Categories: Impress

Portofino bakes up local goodness from farm to table

Local, natural and sustainable. It’s a winning combination for Victoria’s Portofino Bakery.

What started in Broadmead Village Shopping Centre with baker and general manager Jaap Verbeke selling small-batch artisan bread has become a grocery staple for tens of thousands across Vancouver Island and the Lower Mainland.

From that original storefront, Portofino Bakery now occupies 22,000 square feet in the Keating area and distributes on Vancouver Island from Victoria to Campbell River. They’ve also got five trucks a day sharing their delicious breads with customers throughout the Lower Mainland.

“I think we have a little of a different product and we’ve really listened over the years to our customers,” says Portofino’s Bridget Hennessy.

For example, emphasizing natural ingredients might mean their shelf life is a little shorter than some others, but the natural ingredients bring a great taste and for customers, a welcome knowledge of what they’re eating.

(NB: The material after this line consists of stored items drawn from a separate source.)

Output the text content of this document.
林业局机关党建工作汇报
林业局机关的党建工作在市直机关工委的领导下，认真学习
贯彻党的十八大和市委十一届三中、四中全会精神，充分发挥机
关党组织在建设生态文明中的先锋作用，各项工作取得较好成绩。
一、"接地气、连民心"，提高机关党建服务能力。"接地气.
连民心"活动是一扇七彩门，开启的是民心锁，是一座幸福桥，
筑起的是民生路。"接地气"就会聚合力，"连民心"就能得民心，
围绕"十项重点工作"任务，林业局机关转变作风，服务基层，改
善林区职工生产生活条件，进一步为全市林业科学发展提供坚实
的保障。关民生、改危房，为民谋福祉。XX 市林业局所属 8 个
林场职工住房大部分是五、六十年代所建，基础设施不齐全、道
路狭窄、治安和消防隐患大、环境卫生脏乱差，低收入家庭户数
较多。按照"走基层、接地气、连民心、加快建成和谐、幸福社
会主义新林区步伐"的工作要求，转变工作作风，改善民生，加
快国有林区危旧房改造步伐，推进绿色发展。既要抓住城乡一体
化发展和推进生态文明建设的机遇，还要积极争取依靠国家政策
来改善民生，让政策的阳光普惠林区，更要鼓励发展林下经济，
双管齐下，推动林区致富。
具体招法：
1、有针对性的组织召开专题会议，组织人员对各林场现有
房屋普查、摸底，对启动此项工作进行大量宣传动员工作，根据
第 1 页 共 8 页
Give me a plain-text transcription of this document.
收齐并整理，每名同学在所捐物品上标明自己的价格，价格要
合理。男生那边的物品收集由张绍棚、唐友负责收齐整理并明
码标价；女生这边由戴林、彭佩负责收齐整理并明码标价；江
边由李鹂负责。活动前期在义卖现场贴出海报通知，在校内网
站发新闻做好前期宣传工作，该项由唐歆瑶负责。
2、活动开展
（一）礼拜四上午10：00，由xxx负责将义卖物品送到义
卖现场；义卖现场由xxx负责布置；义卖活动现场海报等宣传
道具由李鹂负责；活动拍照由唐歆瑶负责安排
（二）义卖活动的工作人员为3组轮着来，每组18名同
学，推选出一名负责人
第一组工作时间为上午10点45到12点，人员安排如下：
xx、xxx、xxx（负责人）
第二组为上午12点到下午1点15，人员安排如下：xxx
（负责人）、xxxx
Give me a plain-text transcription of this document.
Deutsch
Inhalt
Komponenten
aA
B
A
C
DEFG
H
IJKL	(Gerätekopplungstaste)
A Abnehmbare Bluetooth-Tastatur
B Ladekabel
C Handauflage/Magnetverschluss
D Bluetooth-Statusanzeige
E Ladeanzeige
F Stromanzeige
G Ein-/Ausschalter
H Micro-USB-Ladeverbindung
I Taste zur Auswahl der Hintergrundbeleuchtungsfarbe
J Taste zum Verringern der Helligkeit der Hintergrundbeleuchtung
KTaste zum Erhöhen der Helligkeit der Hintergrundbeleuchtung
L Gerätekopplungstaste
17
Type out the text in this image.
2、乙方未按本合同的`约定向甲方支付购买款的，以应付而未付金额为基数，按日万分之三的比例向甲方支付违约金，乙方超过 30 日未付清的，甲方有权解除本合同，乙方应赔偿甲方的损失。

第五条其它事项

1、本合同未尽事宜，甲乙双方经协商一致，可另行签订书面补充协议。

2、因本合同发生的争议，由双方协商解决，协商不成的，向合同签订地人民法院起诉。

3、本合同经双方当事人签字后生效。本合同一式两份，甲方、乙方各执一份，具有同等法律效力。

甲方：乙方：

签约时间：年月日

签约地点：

A product that is clean and sustainable, while also remaining affordable, is the goal for owners and founders Ian and Wayne Fatt, the original owners of Red Barn Market and Fatt’s Poultry, and now the team behind Islands West Produce.

“They’re really community based and have a lot of ties to the local farming community,” Hennessy says. “They really enjoy supporting local farmers and keeping this in the community.”

Portofino now bakes two loaves that use Metchosin and Saanich Peninsula wheat, which it avoids trucking to Vancouver for milling by investing in its own mill and silo right here at home.

And, by partnering with Victoria’s Phillips Brewing to use its mash in a third loaf – the Portofino “Maltygrain” – they have found a new way to use a “waste” product that further continues that local cycle.

Island made: Island Good

It’s those kind of initiatives that makes Portofino Bakery one of numerous Vancouver Island growers and producers participating in Island Good, an initiative with four Island grocers to increase consumer awareness of Island-made and Island-grown food products.

The Vancouver Island Economic Alliance pilot project, in all Island Thrifty Foods, Country Grocer (except for Country Grocer Salt Spring, Quality Foods and 49th Parallel Grocery stores through August, aims to increase demand for products made and/or grown on the Island.

Shoppers can look for ‘Island Good’ stickers, posters and other signage highlighting these Island products in all store departments.

“Vancouver Islanders believe in local, want to shop local, source local and eat locally sourced food,” says VIEA President George Hanson. “We believe that when shoppers can identify Island Good options, they’ll make more Island Good choices, and that increased demand will lead to increased production, more jobs and more production capacity.”

Look for the Island Good tags, enjoy local food and support our local economy: It’s Island Good!